In an astonishing ruling released late on Friday afternoon, a North Carolina state court struck down two constitutional amendments passed by voters last fall, saying that because the Republican-run legislature had been elected under an unconstitutional racial gerrymander, it had "lost its claim to popular sovereignty" and therefore was not empowered to place those amendments on the ballot.
Those amendments concerned very different topics: One established a new voter ID requirement while another lowered the cap on the state's maximum allowed income tax rate. Both, noted the court, harm black and Latino voters (the case was brought by the NAACP), with the latter doing so because it "tends to favor white households" and would "reinforc[e] the accumulation of wealth for white taxpayers." Voters approved both measures by double-digit margins last fall.
This ruling is highly unusual but not unique: In 1964, a federal court in Connecticut enjoined the state legislature, which had been elected using unconstitutional districts, from passing any laws until it had reconstituted itself under new maps.
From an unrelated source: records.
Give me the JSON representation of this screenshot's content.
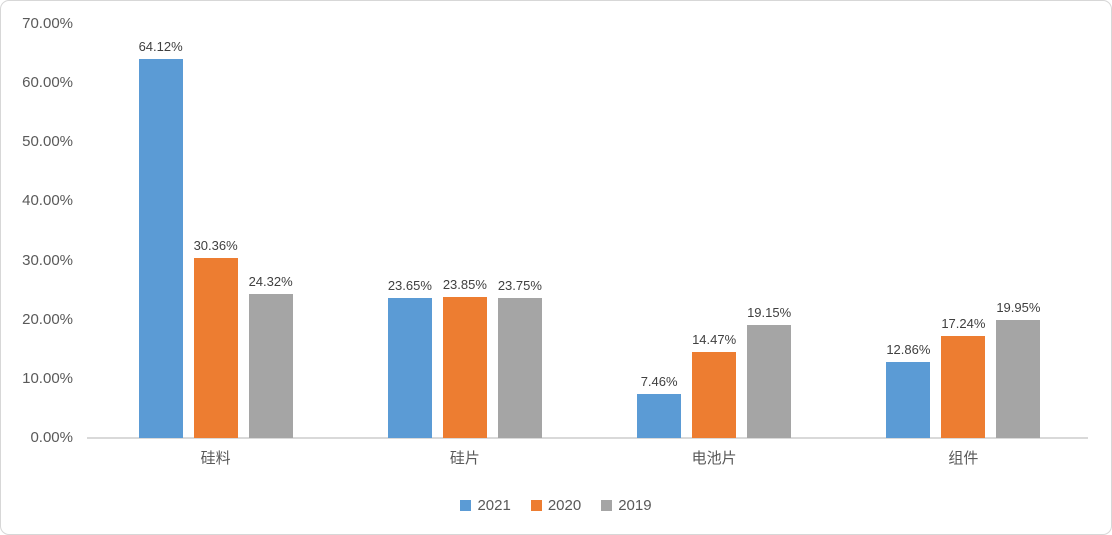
{
  "chart_data": {
    "type": "bar",
    "title": "",
    "xlabel": "",
    "ylabel": "",
    "categories": [
      "硅料",
      "硅片",
      "电池片",
      "组件"
    ],
    "series": [
      {
        "name": "2021",
        "color": "#5B9BD5",
        "values": [
          64.12,
          23.65,
          7.46,
          12.86
        ],
        "labels": [
          "64.12%",
          "23.65%",
          "7.46%",
          "12.86%"
        ]
      },
      {
        "name": "2020",
        "color": "#ED7D31",
        "values": [
          30.36,
          23.85,
          14.47,
          17.24
        ],
        "labels": [
          "30.36%",
          "23.85%",
          "14.47%",
          "17.24%"
        ]
      },
      {
        "name": "2019",
        "color": "#A5A5A5",
        "values": [
          24.32,
          23.75,
          19.15,
          19.95
        ],
        "labels": [
          "24.32%",
          "23.75%",
          "19.15%",
          "19.95%"
        ]
      }
    ],
    "y_ticks": [
      {
        "label": "0.00%",
        "value": 0
      },
      {
        "label": "10.00%",
        "value": 10
      },
      {
        "label": "20.00%",
        "value": 20
      },
      {
        "label": "30.00%",
        "value": 30
      },
      {
        "label": "40.00%",
        "value": 40
      },
      {
        "label": "50.00%",
        "value": 50
      },
      {
        "label": "60.00%",
        "value": 60
      },
      {
        "label": "70.00%",
        "value": 70
      }
    ],
    "ylim": [
      0,
      70
    ],
    "grid": false,
    "legend_position": "bottom",
    "legend": [
      "2021",
      "2020",
      "2019"
    ]
  },
  "colors": {
    "axis_line": "#d9d9d9",
    "axis_text": "#595959",
    "data_label_text": "#404040",
    "chart_border": "#d7d7d7",
    "background": "#ffffff"
  }
}
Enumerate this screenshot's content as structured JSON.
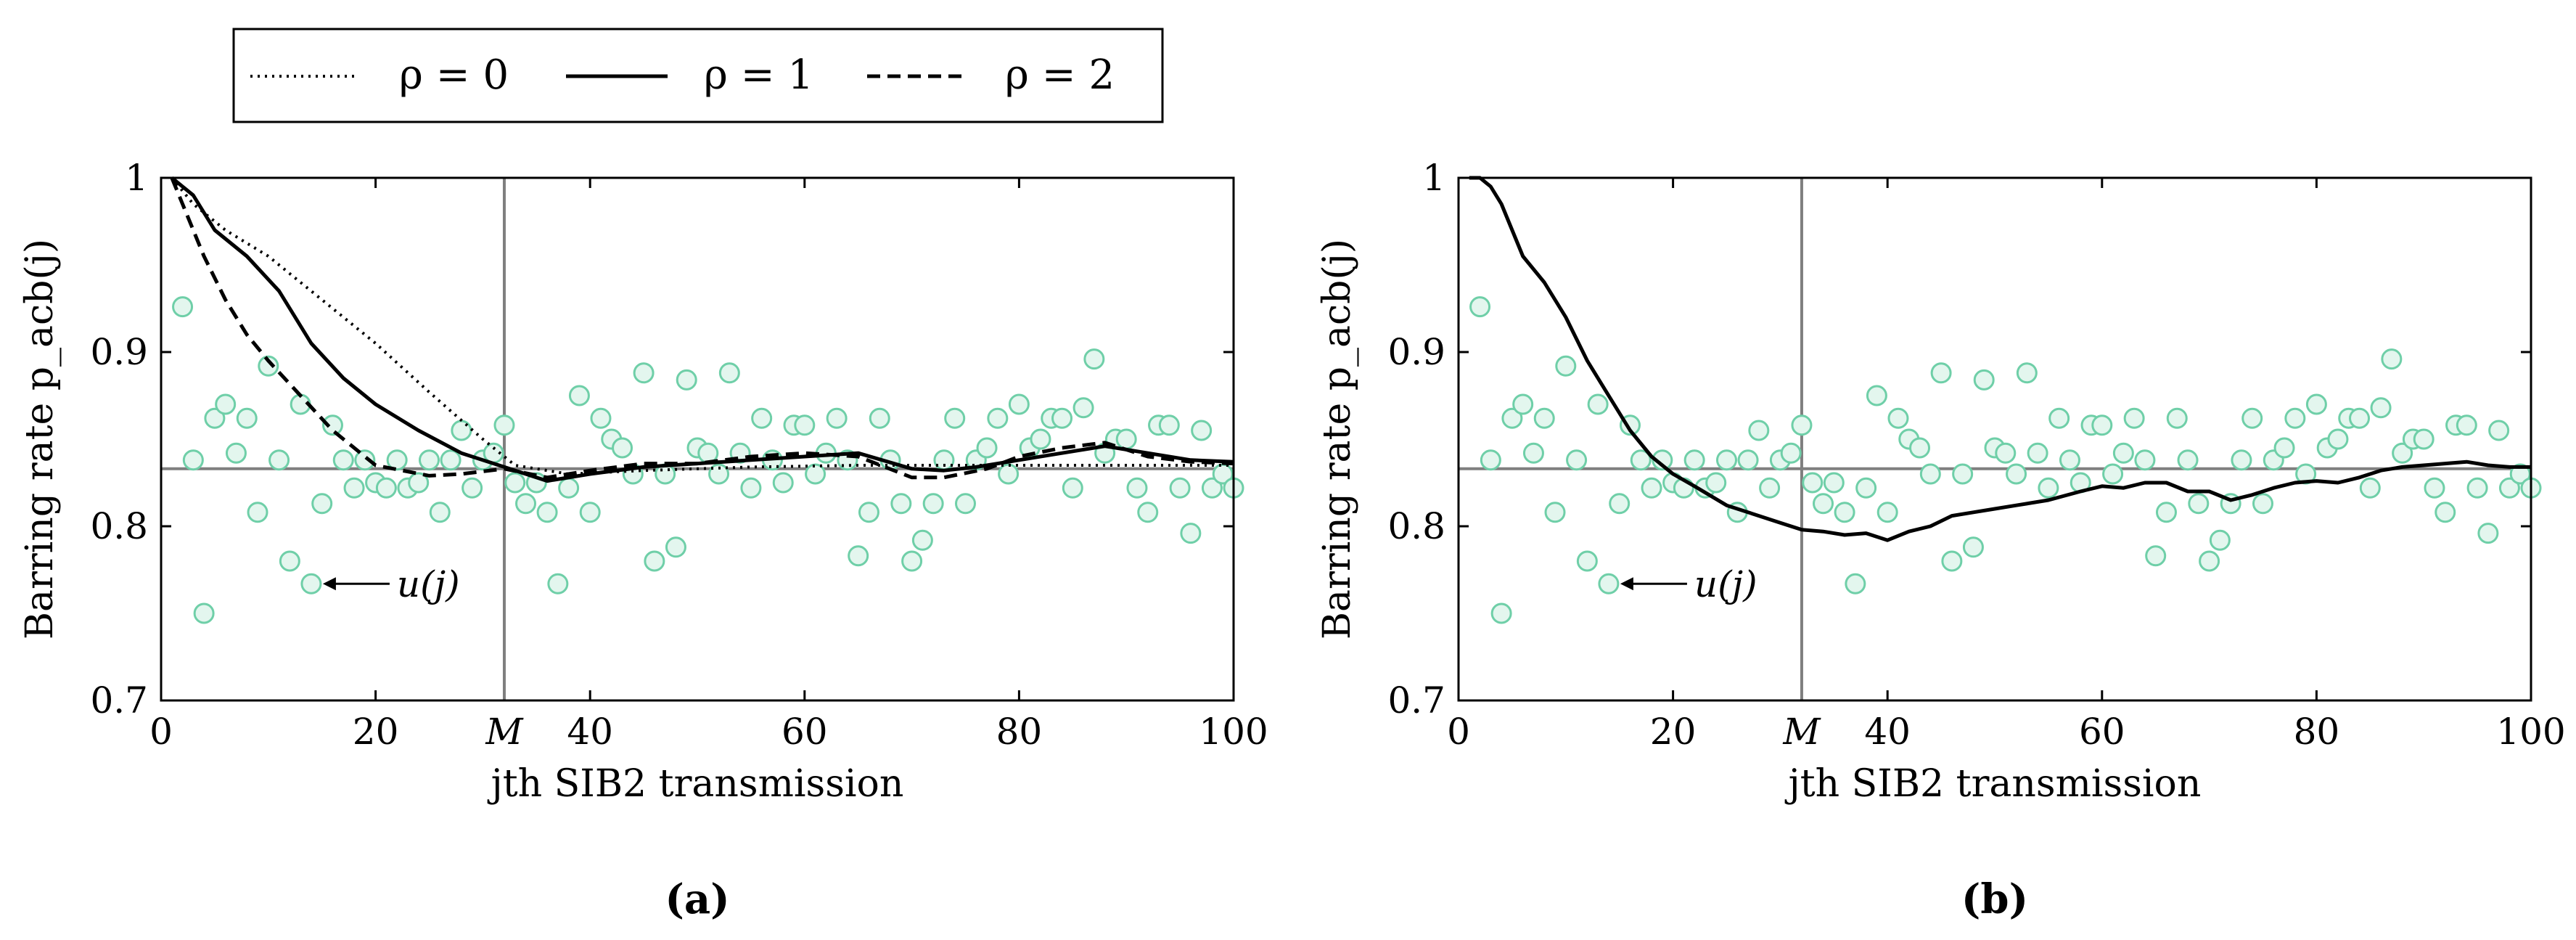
{
  "legend": {
    "entries": [
      {
        "label": "ρ = 0",
        "style": "dotted"
      },
      {
        "label": "ρ = 1",
        "style": "solid"
      },
      {
        "label": "ρ = 2",
        "style": "dashed"
      }
    ]
  },
  "colors": {
    "line": "#000000",
    "marker_stroke": "#6fcfa8",
    "marker_fill": "#e3f6ee",
    "reference": "#7f7f7f"
  },
  "chart_data": [
    {
      "type": "line",
      "panel": "a",
      "caption": "(a)",
      "xlabel": "jth SIB2 transmission",
      "ylabel": "Barring rate p_acb(j)",
      "xlim": [
        0,
        100
      ],
      "ylim": [
        0.7,
        1.0
      ],
      "xticks": [
        0,
        20,
        40,
        60,
        80,
        100
      ],
      "yticks": [
        0.7,
        0.8,
        0.9,
        1.0
      ],
      "ytick_labels": [
        "0.7",
        "0.8",
        "0.9",
        "1"
      ],
      "vertical_marker": {
        "label": "M",
        "x": 32
      },
      "reference_y": 0.833,
      "annotation": {
        "text": "u(j)",
        "x": 14,
        "y": 0.767
      },
      "series": [
        {
          "name": "ρ = 0",
          "style": "dotted",
          "x": [
            1,
            3,
            6,
            10,
            15,
            20,
            25,
            30,
            33,
            38,
            45,
            55,
            65,
            72,
            80,
            90,
            100
          ],
          "y": [
            1.0,
            0.985,
            0.97,
            0.955,
            0.93,
            0.905,
            0.877,
            0.85,
            0.835,
            0.83,
            0.832,
            0.834,
            0.835,
            0.835,
            0.835,
            0.835,
            0.835
          ]
        },
        {
          "name": "ρ = 1",
          "style": "solid",
          "x": [
            1,
            3,
            5,
            8,
            11,
            14,
            17,
            20,
            24,
            28,
            32,
            36,
            40,
            45,
            50,
            55,
            60,
            65,
            70,
            73,
            76,
            80,
            84,
            88,
            92,
            96,
            100
          ],
          "y": [
            1.0,
            0.99,
            0.97,
            0.955,
            0.935,
            0.905,
            0.885,
            0.87,
            0.855,
            0.842,
            0.834,
            0.826,
            0.83,
            0.834,
            0.836,
            0.838,
            0.84,
            0.842,
            0.833,
            0.832,
            0.834,
            0.838,
            0.842,
            0.846,
            0.842,
            0.838,
            0.837
          ]
        },
        {
          "name": "ρ = 2",
          "style": "dashed",
          "x": [
            1,
            3,
            4,
            6,
            8,
            10,
            13,
            16,
            20,
            25,
            28,
            32,
            36,
            40,
            45,
            50,
            55,
            60,
            65,
            70,
            73,
            77,
            80,
            84,
            88,
            92,
            96,
            100
          ],
          "y": [
            1.0,
            0.97,
            0.955,
            0.93,
            0.91,
            0.895,
            0.875,
            0.855,
            0.835,
            0.829,
            0.83,
            0.833,
            0.828,
            0.832,
            0.836,
            0.836,
            0.84,
            0.842,
            0.84,
            0.828,
            0.828,
            0.833,
            0.84,
            0.845,
            0.848,
            0.84,
            0.837,
            0.836
          ]
        }
      ],
      "scatter": {
        "name": "u(j)",
        "x": [
          2,
          3,
          4,
          5,
          6,
          7,
          8,
          9,
          10,
          11,
          12,
          13,
          14,
          15,
          16,
          17,
          18,
          19,
          20,
          21,
          22,
          23,
          24,
          25,
          26,
          27,
          28,
          29,
          30,
          31,
          32,
          33,
          34,
          35,
          36,
          37,
          38,
          39,
          40,
          41,
          42,
          43,
          44,
          45,
          46,
          47,
          48,
          49,
          50,
          51,
          52,
          53,
          54,
          55,
          56,
          57,
          58,
          59,
          60,
          61,
          62,
          63,
          64,
          65,
          66,
          67,
          68,
          69,
          70,
          71,
          72,
          73,
          74,
          75,
          76,
          77,
          78,
          79,
          80,
          81,
          82,
          83,
          84,
          85,
          86,
          87,
          88,
          89,
          90,
          91,
          92,
          93,
          94,
          95,
          96,
          97,
          98,
          99,
          100
        ],
        "y": [
          0.926,
          0.838,
          0.75,
          0.862,
          0.87,
          0.842,
          0.862,
          0.808,
          0.892,
          0.838,
          0.78,
          0.87,
          0.767,
          0.813,
          0.858,
          0.838,
          0.822,
          0.838,
          0.825,
          0.822,
          0.838,
          0.822,
          0.825,
          0.838,
          0.808,
          0.838,
          0.855,
          0.822,
          0.838,
          0.842,
          0.858,
          0.825,
          0.813,
          0.825,
          0.808,
          0.767,
          0.822,
          0.875,
          0.808,
          0.862,
          0.85,
          0.845,
          0.83,
          0.888,
          0.78,
          0.83,
          0.788,
          0.884,
          0.845,
          0.842,
          0.83,
          0.888,
          0.842,
          0.822,
          0.862,
          0.838,
          0.825,
          0.858,
          0.858,
          0.83,
          0.842,
          0.862,
          0.838,
          0.783,
          0.808,
          0.862,
          0.838,
          0.813,
          0.78,
          0.792,
          0.813,
          0.838,
          0.862,
          0.813,
          0.838,
          0.845,
          0.862,
          0.83,
          0.87,
          0.845,
          0.85,
          0.862,
          0.862,
          0.822,
          0.868,
          0.896,
          0.842,
          0.85,
          0.85,
          0.822,
          0.808,
          0.858,
          0.858,
          0.822,
          0.796,
          0.855,
          0.822,
          0.83,
          0.822
        ]
      }
    },
    {
      "type": "line",
      "panel": "b",
      "caption": "(b)",
      "xlabel": "jth SIB2 transmission",
      "ylabel": "Barring rate p_acb(j)",
      "xlim": [
        0,
        100
      ],
      "ylim": [
        0.7,
        1.0
      ],
      "xticks": [
        0,
        20,
        40,
        60,
        80,
        100
      ],
      "yticks": [
        0.7,
        0.8,
        0.9,
        1.0
      ],
      "ytick_labels": [
        "0.7",
        "0.8",
        "0.9",
        "1"
      ],
      "vertical_marker": {
        "label": "M",
        "x": 32
      },
      "reference_y": 0.833,
      "annotation": {
        "text": "u(j)",
        "x": 14,
        "y": 0.767
      },
      "series": [
        {
          "name": "solid",
          "style": "solid",
          "x": [
            1,
            2,
            3,
            4,
            5,
            6,
            8,
            10,
            12,
            14,
            16,
            18,
            20,
            22,
            25,
            28,
            30,
            32,
            34,
            36,
            38,
            40,
            42,
            44,
            46,
            48,
            50,
            52,
            55,
            58,
            60,
            62,
            64,
            66,
            68,
            70,
            72,
            74,
            76,
            78,
            80,
            82,
            84,
            86,
            88,
            90,
            92,
            94,
            96,
            98,
            100
          ],
          "y": [
            1.0,
            1.0,
            0.995,
            0.985,
            0.97,
            0.955,
            0.94,
            0.92,
            0.895,
            0.875,
            0.855,
            0.84,
            0.83,
            0.823,
            0.812,
            0.806,
            0.802,
            0.798,
            0.797,
            0.795,
            0.796,
            0.792,
            0.797,
            0.8,
            0.806,
            0.808,
            0.81,
            0.812,
            0.815,
            0.82,
            0.823,
            0.822,
            0.825,
            0.825,
            0.82,
            0.82,
            0.815,
            0.818,
            0.822,
            0.825,
            0.826,
            0.825,
            0.828,
            0.832,
            0.834,
            0.835,
            0.836,
            0.837,
            0.835,
            0.834,
            0.834
          ]
        }
      ],
      "scatter": {
        "name": "u(j)",
        "x": [
          2,
          3,
          4,
          5,
          6,
          7,
          8,
          9,
          10,
          11,
          12,
          13,
          14,
          15,
          16,
          17,
          18,
          19,
          20,
          21,
          22,
          23,
          24,
          25,
          26,
          27,
          28,
          29,
          30,
          31,
          32,
          33,
          34,
          35,
          36,
          37,
          38,
          39,
          40,
          41,
          42,
          43,
          44,
          45,
          46,
          47,
          48,
          49,
          50,
          51,
          52,
          53,
          54,
          55,
          56,
          57,
          58,
          59,
          60,
          61,
          62,
          63,
          64,
          65,
          66,
          67,
          68,
          69,
          70,
          71,
          72,
          73,
          74,
          75,
          76,
          77,
          78,
          79,
          80,
          81,
          82,
          83,
          84,
          85,
          86,
          87,
          88,
          89,
          90,
          91,
          92,
          93,
          94,
          95,
          96,
          97,
          98,
          99,
          100
        ],
        "y": [
          0.926,
          0.838,
          0.75,
          0.862,
          0.87,
          0.842,
          0.862,
          0.808,
          0.892,
          0.838,
          0.78,
          0.87,
          0.767,
          0.813,
          0.858,
          0.838,
          0.822,
          0.838,
          0.825,
          0.822,
          0.838,
          0.822,
          0.825,
          0.838,
          0.808,
          0.838,
          0.855,
          0.822,
          0.838,
          0.842,
          0.858,
          0.825,
          0.813,
          0.825,
          0.808,
          0.767,
          0.822,
          0.875,
          0.808,
          0.862,
          0.85,
          0.845,
          0.83,
          0.888,
          0.78,
          0.83,
          0.788,
          0.884,
          0.845,
          0.842,
          0.83,
          0.888,
          0.842,
          0.822,
          0.862,
          0.838,
          0.825,
          0.858,
          0.858,
          0.83,
          0.842,
          0.862,
          0.838,
          0.783,
          0.808,
          0.862,
          0.838,
          0.813,
          0.78,
          0.792,
          0.813,
          0.838,
          0.862,
          0.813,
          0.838,
          0.845,
          0.862,
          0.83,
          0.87,
          0.845,
          0.85,
          0.862,
          0.862,
          0.822,
          0.868,
          0.896,
          0.842,
          0.85,
          0.85,
          0.822,
          0.808,
          0.858,
          0.858,
          0.822,
          0.796,
          0.855,
          0.822,
          0.83,
          0.822
        ]
      }
    }
  ]
}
In the North Carolina case, the court limited its holding solely to efforts to amend the state constitution, saying the requirements for the legislature to do so "are unique and distinct from the requirements to enact other legislation."
There's no question, though, that Republicans will vociferously challenge this decision on appeal, and it could very well get overturned: Election law expert Rick Hasen opined that it's "not at all clear that this ruling will stand." But if it does survive, it would finally force Republicans to pay a price for their relentless gerrymandering and potentially open up an entire new avenue of challenges to the actions of tainted legislatures elsewhere.